2. The duration of the corporation shall be perpetual.
Article II: Purpose
1. The corporation's purpose is to provide mentorship and support to youth in need, empowering them to reach their full potential and become successful members of society.
2. The corporation shall engage in charitable and educational activities, including but not limited to mentoring programs, counseling, skills development, and academic scholarships.
Article III: Address
1. The principal office address of the corporation in the State of Nevada shall be 720 Claxton Ave, N Las Vegas, NV 89084].
2. The corporation may establish additional offices or locations as necessary by the Board of Directors.
Article IV: Governing Board
1. The corporation shall be governed by a Board of Directors, consisting of individuals dedicated to the mission and objectives of the corporation.
2. The initial Board of Directors shall consist of 5 members, with the power to elect additional directors as stated in the bylaws.
3. The Board of Directors shall have the authority to manage the affairs, property, and funds of the corporation.
Article V: Members
1. The corporation may have members as specified in the bylaws.

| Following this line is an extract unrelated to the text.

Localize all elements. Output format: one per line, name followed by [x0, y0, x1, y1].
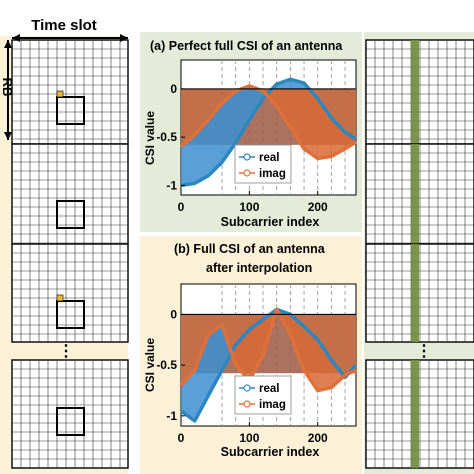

2. Membership categories, rights, and responsibilities shall be defined in the bylaws.
Article VI: Limitations
1. The corporation is organized exclusively for charitable and educational purposes under Section 501(c)(3) of the Internal Revenue Code.
2. No part of the corporation's net earnings shall benefit any individual, member, or director, except as permitted by law.
3. In the event of dissolution of the corporation, the remaining assets shall be distributed to one or more charitable organizations with similar missions, as determined by the Board of Directors.
Article VII: Registered Agent and Incorporator
1. The name and address of the registered agent for the corporation in the State of Nevada shall be LaTonya Miller, 720 Claxton Ave., N Las Vegas, NV 89084.
2. The incorporator of the corporation is NV Corporate Certificate, 963 Topsy Ln. 306-331, Carson City, NV 89705.
**BYLAWS**
Article I: Membership
1. Membership Categories: The bylaws shall specify the categories of membership, rights, requirements, and procedures for admission and termination of membership.
2. Meetings: Regular and special membership meetings shall be held as determined by the Board of Directors. The bylaws shall specify the procedures for conducting meetings.
Article II: Board of Directors
1. Composition: The bylaws shall specify the number of directors, their qualifications, terms of office, and procedures for election or appointment.
2. Meetings: Regular and special board meetings shall be held as determined by the Board of Directors. The bylaws shall specify the quorum and voting requirements.
3. Powers and Duties: The bylaws shall outline the powers, responsibilities, and limitations of the Board of Directors, including the authority to make policies, approve budgets, and oversee the operations of the corporation.
Article III: Officers
1. Officers: The bylaws shall specify the officers of the corporation, their roles, appointment or election procedures, terms of office, and powers and duties.
2. Committees: The bylaws may establish committees, define their composition, responsibilities, and authority, as well as procedures for their creation and dissolution.
Article IV: Finances
1. Fiscal Year: The fiscal year of the corporation shall be 2023.
2. Financial Management: The bylaws shall outline procedures for budgeting, financial reporting, audit, and financial control mechanisms.
3. Indemnification: The bylaws shall provide for the indemnification of directors, officers, and employees to the fullest extent permitted by law.
Article V: Amendment
1. These bylaws may be amended, altered, or repealed by the Board of Directors at any regular or special meeting. Proposed amendments shall be presented in writing with notice given to all directors.
Article VI: Dissolution
1. Upon the dissolution of the corporation, the Board of Directors shall follow the procedures indicated in the Articles of Incorporation and applicable laws for the distribution of assets.
These Articles of Incorporation and Bylaws have been duly adopted by the incorporator and initial Board of Directors of Mentor Me Now Foundation.
Executed on October 24, 2023, in the State of Nevada.